Kenyan tobacco farmers together with African peers drawn from Zimbabwe, Malawi Zambia, and South Africa have resolved to negotiate with governments to be involved in policy formulation to safeguard their interests.
Representatives of tobacco growers, meeting last week under the International Tobacco Growers’ Association (ITGA) in Harare, Zimbabwe,said government policies usually have a major impact on their livelihoods and should thus have their inputs.
ITGA President Francois van der Merwe said tobacco growers are alarmed that recommendations on tobacco proposed for the next Conference of the Parties (COP6) of the Framework Convention on Tobacco Control (FCTC) would penalise growers for whom tobacco crops are a route out of poverty and a way of life.

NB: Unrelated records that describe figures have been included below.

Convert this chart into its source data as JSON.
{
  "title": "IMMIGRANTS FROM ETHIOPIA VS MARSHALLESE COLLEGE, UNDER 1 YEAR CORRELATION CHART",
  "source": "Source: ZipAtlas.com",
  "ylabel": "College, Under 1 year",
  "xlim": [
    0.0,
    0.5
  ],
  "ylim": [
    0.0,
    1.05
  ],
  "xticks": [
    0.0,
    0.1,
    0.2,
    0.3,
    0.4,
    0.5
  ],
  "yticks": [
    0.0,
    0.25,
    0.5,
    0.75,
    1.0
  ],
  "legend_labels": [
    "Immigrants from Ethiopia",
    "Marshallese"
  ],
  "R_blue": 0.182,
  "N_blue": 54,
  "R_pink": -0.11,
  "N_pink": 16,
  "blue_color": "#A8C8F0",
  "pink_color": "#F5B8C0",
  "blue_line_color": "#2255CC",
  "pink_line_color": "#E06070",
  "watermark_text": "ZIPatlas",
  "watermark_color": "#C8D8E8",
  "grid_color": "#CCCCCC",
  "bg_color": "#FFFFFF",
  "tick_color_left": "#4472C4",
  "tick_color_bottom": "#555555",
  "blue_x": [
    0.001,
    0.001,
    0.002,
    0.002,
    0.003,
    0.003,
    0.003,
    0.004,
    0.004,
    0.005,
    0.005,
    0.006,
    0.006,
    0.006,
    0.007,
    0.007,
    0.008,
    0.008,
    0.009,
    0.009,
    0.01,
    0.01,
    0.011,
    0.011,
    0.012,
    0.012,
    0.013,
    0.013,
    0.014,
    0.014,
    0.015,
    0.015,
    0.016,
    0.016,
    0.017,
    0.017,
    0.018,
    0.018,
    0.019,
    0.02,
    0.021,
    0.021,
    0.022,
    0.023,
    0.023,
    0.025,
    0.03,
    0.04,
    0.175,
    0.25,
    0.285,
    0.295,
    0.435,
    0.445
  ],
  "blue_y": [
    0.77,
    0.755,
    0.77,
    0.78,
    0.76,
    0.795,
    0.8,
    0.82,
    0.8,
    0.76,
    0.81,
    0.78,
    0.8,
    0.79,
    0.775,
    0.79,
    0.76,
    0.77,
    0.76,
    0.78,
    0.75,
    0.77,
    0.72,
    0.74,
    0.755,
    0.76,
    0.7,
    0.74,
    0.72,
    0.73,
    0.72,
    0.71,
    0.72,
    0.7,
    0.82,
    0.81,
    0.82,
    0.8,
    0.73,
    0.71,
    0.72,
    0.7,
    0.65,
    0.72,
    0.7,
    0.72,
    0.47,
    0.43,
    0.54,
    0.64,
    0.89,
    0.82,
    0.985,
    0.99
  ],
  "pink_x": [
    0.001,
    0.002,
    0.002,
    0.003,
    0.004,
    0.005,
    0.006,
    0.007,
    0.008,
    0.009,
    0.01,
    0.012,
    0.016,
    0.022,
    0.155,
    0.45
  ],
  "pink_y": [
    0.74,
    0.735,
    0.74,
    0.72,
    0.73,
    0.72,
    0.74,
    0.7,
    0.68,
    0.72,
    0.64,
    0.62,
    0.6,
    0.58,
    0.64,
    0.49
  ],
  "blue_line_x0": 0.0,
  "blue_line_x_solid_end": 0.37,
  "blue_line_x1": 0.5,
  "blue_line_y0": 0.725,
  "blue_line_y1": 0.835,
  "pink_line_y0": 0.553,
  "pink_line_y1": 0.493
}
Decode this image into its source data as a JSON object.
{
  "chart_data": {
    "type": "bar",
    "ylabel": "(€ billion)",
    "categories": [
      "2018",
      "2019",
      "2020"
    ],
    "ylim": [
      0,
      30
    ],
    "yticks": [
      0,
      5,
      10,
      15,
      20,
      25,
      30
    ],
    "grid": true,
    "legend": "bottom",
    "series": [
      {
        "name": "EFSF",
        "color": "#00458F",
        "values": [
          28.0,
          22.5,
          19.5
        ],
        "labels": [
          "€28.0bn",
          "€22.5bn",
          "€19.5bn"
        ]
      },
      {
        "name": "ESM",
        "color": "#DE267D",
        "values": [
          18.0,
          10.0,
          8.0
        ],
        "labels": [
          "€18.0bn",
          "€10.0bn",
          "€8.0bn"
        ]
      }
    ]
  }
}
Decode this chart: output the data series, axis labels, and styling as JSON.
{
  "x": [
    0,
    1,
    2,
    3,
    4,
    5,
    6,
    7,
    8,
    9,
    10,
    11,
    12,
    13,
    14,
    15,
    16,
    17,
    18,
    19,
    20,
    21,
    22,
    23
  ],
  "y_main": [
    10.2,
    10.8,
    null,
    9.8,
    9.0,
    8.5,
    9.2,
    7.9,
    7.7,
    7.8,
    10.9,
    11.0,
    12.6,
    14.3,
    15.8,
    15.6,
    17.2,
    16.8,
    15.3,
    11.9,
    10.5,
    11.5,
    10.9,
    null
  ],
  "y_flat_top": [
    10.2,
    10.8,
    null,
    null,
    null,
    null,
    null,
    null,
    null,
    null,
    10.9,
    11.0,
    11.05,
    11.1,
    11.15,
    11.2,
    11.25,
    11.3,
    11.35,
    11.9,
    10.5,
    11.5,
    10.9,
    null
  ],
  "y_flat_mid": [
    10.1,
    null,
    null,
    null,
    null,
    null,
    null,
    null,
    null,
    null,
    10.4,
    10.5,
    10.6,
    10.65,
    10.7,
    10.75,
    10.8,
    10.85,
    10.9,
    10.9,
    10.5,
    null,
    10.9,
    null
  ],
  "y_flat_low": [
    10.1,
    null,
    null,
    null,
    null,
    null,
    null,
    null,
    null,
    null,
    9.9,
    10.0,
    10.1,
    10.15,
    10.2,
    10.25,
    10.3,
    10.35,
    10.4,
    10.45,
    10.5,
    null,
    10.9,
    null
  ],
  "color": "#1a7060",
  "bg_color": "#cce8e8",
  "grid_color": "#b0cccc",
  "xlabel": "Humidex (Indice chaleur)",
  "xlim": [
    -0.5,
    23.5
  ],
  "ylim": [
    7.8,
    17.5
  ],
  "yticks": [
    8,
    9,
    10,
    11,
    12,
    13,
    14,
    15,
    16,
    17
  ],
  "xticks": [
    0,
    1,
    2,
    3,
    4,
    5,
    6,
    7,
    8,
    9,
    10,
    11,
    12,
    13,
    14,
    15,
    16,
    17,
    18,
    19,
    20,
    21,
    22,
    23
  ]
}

“The people driving these policies are completely out of touch with reality and fail to recognise the positive economic contribution that tobacco growing makes to Africa,” he said.
“This is ahigh-value cash crop very much suited to small-hold farming, and has
changed the lives of many African farmers for the better.”
A proposed product amendment by the European Union on ingredients used in tobacco is threatening burley tobacco farmers globally. The effect of ingredients banned means that traditionally US-blended cigarettes can’t be manufactured anymore. Some of the ingredients have technological purposes like controlling the burn rate, acting as binders and fillers and preventing the tobacco from degrading.
President of the Zimbabwe Tobacco Association Gavin Foster pointed out that most of the tobacco produced in Africa is exported.
“Growers are naturally concerned about efforts in the context of the FCTC to change the way tobacco is treated in the international trading system,” he said.
“If allowed, such changes would prevent tobacco-producing countries from
legitimately defending and benefiting from those exports.”
Tobacco growers, said Van der Merwe, have been excluded from presenting their views and have been denied any chance to engage with those pushing for these punitive measures.
“We are asking governments – and representative bodies such as the United Nations – to engage with us in a constructive dialogue instead of shutting the door on our lives.”